Uniwersytet Medyczny w Białymstoku. Niech się święci!.
  • Ostatnia zmiana 25.05.2015 przez Medyk Białostocki

    Niech się święci!

    Tylko patrzeć, jak zbliży się Święto 1 Maja. Takowe jest nadal, a jakoby go nie było. No, to prześledźmy jego dzieje.

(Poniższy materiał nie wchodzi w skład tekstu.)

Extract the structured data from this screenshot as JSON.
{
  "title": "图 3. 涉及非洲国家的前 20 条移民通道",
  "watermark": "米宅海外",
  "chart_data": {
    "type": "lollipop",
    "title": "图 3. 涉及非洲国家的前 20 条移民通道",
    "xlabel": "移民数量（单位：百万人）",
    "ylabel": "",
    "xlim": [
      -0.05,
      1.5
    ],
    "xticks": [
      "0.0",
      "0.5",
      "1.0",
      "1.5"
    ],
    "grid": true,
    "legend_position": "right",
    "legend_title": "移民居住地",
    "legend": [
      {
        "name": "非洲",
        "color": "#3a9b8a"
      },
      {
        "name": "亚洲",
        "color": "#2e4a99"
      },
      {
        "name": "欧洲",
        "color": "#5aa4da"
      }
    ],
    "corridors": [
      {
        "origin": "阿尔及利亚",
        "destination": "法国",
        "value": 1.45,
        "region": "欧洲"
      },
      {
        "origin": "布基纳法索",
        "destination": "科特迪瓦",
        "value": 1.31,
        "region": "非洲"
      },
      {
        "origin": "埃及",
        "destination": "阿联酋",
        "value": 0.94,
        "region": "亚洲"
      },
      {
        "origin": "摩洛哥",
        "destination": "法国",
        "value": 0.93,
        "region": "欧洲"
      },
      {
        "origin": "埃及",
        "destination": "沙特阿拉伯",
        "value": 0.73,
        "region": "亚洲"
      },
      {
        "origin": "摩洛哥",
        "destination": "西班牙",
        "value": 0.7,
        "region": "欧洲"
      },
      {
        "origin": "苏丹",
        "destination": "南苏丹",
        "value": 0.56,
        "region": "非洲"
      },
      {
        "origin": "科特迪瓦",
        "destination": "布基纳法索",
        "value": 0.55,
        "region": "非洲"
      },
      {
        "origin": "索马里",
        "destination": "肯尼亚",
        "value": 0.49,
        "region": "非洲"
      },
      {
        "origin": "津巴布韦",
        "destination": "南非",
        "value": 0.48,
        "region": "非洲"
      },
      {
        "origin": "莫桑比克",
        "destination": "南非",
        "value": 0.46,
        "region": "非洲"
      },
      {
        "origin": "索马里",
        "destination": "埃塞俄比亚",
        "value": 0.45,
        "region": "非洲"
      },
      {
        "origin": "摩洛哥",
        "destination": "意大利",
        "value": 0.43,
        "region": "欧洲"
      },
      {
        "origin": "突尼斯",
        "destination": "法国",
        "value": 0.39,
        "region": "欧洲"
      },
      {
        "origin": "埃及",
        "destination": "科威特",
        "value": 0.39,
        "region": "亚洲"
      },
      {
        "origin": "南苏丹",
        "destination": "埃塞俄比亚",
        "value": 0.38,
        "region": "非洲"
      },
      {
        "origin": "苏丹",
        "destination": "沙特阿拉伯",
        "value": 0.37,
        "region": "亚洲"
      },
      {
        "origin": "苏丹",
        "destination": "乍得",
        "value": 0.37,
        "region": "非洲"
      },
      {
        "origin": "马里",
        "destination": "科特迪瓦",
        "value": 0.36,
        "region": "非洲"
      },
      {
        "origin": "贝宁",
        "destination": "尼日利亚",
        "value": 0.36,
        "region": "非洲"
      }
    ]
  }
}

    Święto 1 Maja ściągało i gapiów, tego bowiem dnia pojawiały się stragany oraz sklepiki na samochodach, popularnością cieszyło się piwo, dobrzy tatusiowie mogli przynieść dzieciom cukierki

    Zaczęło się w dalekim Chicago w 1886 r., kiedy to robotnicy zaprotestowali przeciwko zwolnieniom i domagali się ośmiogodzinnego dnia pracy. Dwa dni później wskutek interwencji policji polała się krew, przy czym wystąpienia robotnicze organizowali anarchokomuniści, a bombę, która dała pretekst do otwarcia ognia przez funkcjonariuszy, rzucił prawdopodobnie agent policyjny. Trzy lata później II Międzynarodówka wykorzystała rocznicę chicagowską do propagowania idei solidarność robotniczej, co w 1890 r. podchwycili na ziemiach polskich działacze II Proletariatu.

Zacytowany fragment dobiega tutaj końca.